Probably 90+% of people can easily grasp the portions of tax law that actually apply to their situation.
The problem is that while algorithms produce valid results LLMs only produce interesting if relevant stories unless the LLM is advanced enough to use tools, like logging in to a tax app.
Let’s start by interpreting that. They’re saying 90% of people e-file. Nothing more.
Now, I’d argue that using tax software has nothing to do with understanding your tax situation. I can do long division by hand, but unless the division is trivial, it’s much faster to use a calculator. Same with tax software. If you don’t understand your tax situation, software will only provide you with a pretty looking return.

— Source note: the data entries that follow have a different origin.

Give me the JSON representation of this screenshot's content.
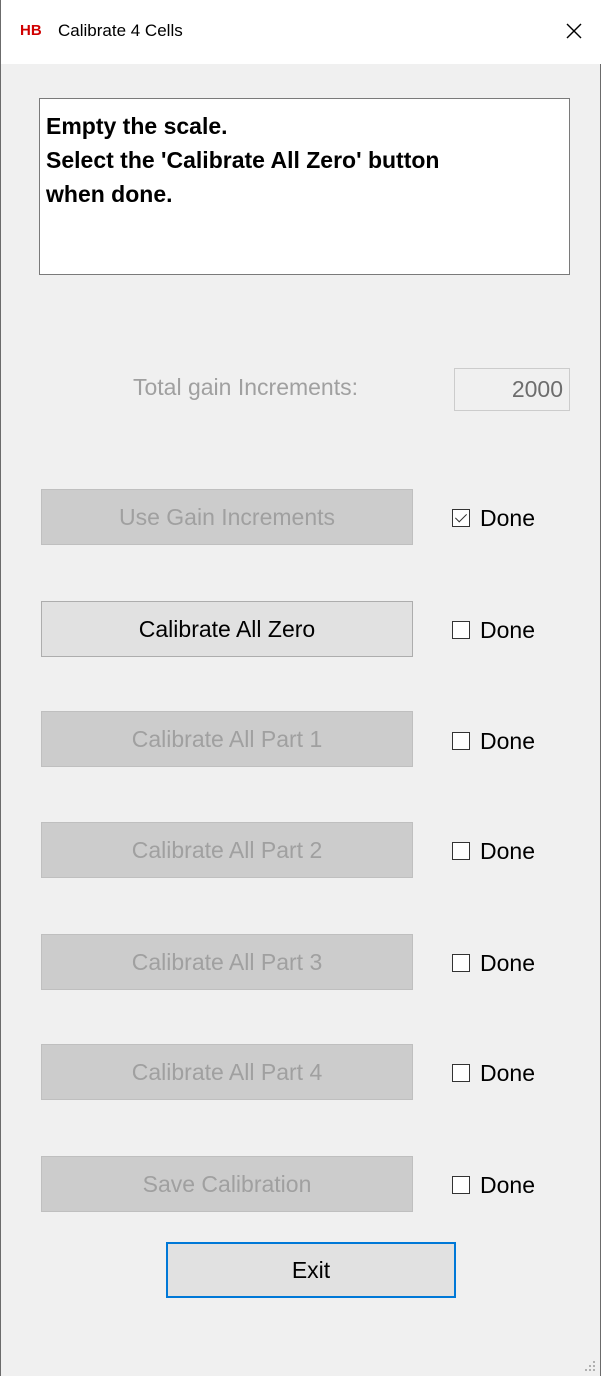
{
  "window": {
    "logo": "HB",
    "title": "Calibrate 4 Cells",
    "close_icon": "close-icon"
  },
  "instructions": "Empty the scale.\nSelect the 'Calibrate All Zero' button\nwhen done.",
  "gain": {
    "label": "Total gain Increments:",
    "value": "2000"
  },
  "steps": [
    {
      "label": "Use Gain Increments",
      "enabled": false,
      "done_label": "Done",
      "done": true
    },
    {
      "label": "Calibrate All Zero",
      "enabled": true,
      "done_label": "Done",
      "done": false
    },
    {
      "label": "Calibrate All Part 1",
      "enabled": false,
      "done_label": "Done",
      "done": false
    },
    {
      "label": "Calibrate All Part 2",
      "enabled": false,
      "done_label": "Done",
      "done": false
    },
    {
      "label": "Calibrate All Part 3",
      "enabled": false,
      "done_label": "Done",
      "done": false
    },
    {
      "label": "Calibrate All Part 4",
      "enabled": false,
      "done_label": "Done",
      "done": false
    },
    {
      "label": "Save Calibration",
      "enabled": false,
      "done_label": "Done",
      "done": false
    }
  ],
  "exit_label": "Exit",
  "colors": {
    "logo": "#d00000",
    "focus_border": "#0078d7",
    "disabled_text": "#a0a0a0"
  }
}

You’d lose immediately. For the 2021 filing season (returns for the 2020 year) 16% of people filed on paper. Add in another 46% who use software, and we’re up to 62% of people who claim to understand their situation adequately to do the return on their own.
From my professional experience as a tax preparer for the last 30+ years, more than half of my clients have a decent grasp of their personal tax situation and could probably do their returns on their own. But they use me for a little peace of mind - a second look at things. More than one has mentioned they like having someone familiar with their financial situation as a bit of a back up as they age. That’s an issue which comes up around here with some regularity. And for some it’s just convenience. Rather than fill out forms themself, it takes less time to just gather up the info and bring it to me.
Then add in that most of the tax complexity is to deal with the top 10% of incomes, and I don’t think I’d be too far off of my 90%.
You are conflating using software with understanding how to do their taxes. My FIL uses Turbo Tax every year but would have no clue as to how to do his taxes. I can use excel to create an amortization schedule but that doesn’t mean that I could easily do with with pencil and paper. Being able to use software is not analogous to knowing the math behind the software.
And, like I stated, 90% might be too high but I would bet money that I am closer to 90% than you are.
Anecdotally, I work with affluent clients every day that haven’t the foggiest idea what tax bracket they are in. The could not even begin to read a 1099 without help.